What is Green Finance? The Economic Times defines green finances aim being to increase the level of financial flows (from banking, micro-credit, insurance and investment) from the public, private and not-for-profit sectors to sustainable development priorities, as per the United Nations Environment Programme.

According to Forbes, going green is no longer just a buzzword for businesses seeking to capitalize from social cred. It’s a stand-alone concept and one in which more and more companies are taking an interest.

In 2021, green finance hit a market value of $540.6 billion, up from just $5.2 billion in 2012, showing exponential market growth.

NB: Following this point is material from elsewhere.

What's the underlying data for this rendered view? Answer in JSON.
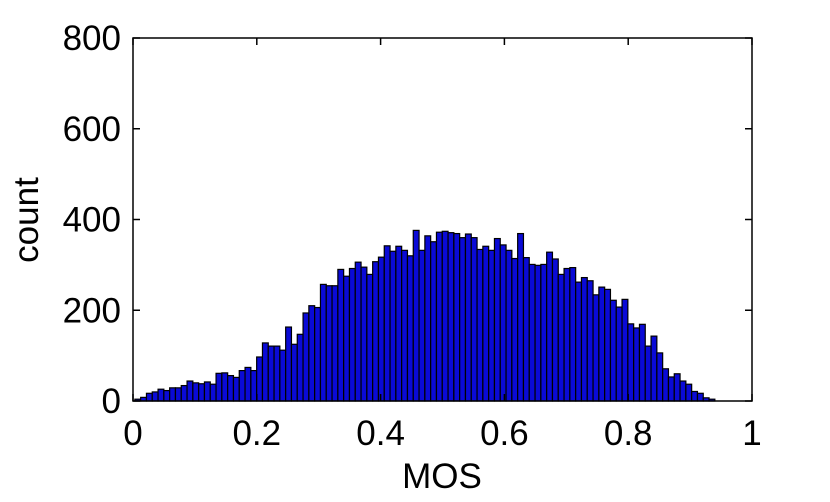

Climate-based finance is in effect. In late 2021 accountancy firm Deloitte noted that since May 2018, new funding directed to shipping organisations based on ESG indicators has amounted to approximately US$14.5 billion.

We ask Mike Abbott on his views of the global green ship financing.

Mike Abbott

Mike’s a seasoned board level executive and brings a wealth of experience in commerce, finance, commodities, and shipping. With a professional accreditation as a Chartered Certified Accountant (FCCA) and a BA with Honours degree from the University of London, Mike has also served as the CFO of the Petredec Group, a leading gas trading and shipping company.

What does that mean for a ship owner looking to buy a new ship or to refinance an old ship?

Owners need to understand that eventually all finance will become “green”. There won’t be finance offered that does not include ESG as an integral part of the credit approval process. This will naturally include emissions so far as ship finance is concerned.

Owners should be prepared to demonstrate not only that they technically manage their ships to a high standard, but that they are commercially employed and operated in an environmentally responsible manner. Fixing out a ship to a charterer or trade that is known to have a historically poor emissions profile, and then arguing that it’s “nothing to do with us” may no longer be acceptable.

How can ship owners take a more proactive approach with regards to green financing?

Owners that work hard to minimise their carbon footprint should push their lenders on pricing. Obviously ESG will only ever be a part of the credit approval process, but it must become an important part of it. If there are two owners with a similar financial credit risk profile, but where one is much further along their decarbonisation journey than the other, then it should be equitable that their relative pricing should include a delta to reflect this.

From the maritime financial institutions’ perspective, showing that they differentiate their borrowers on ESG, and reward / penalise as appropriate, should also help them to build their own ESG credentials. There’s lots of work to do here, by borrowers and lenders alike.

How you do you think the maritime industry should look at ESG holistically?

 It will be incredibly difficult to accurately record the whole life ESG tariff of ocean-going ships that typically spend a couple of decades traversing the globe. The key is digitalisation as this will open the silos of data that we all know exist out there but are often inaccessible.

As an industry we’re often quite poor at being “joined up”. Whilst this may seem like yet another burden/ cost for the typical owner to carry, it’s important to note that better data often yields better decision making which yields better commercial performance, so think of it as an investment not a cost!

In Summary

The pivotal solution lies in digitalisation, as it holds the potential to break down the data barriers that exist and as an industry, we have to work together to have better connectivity to track a ships emissions. From the standpoint of maritime finance, considerable efforts are required from both borrowers and lenders to make meaningful efforts toward environmental sustainability. Lastly, the “it’s not our concern” attitude will very much be trying to steam against these changing tides.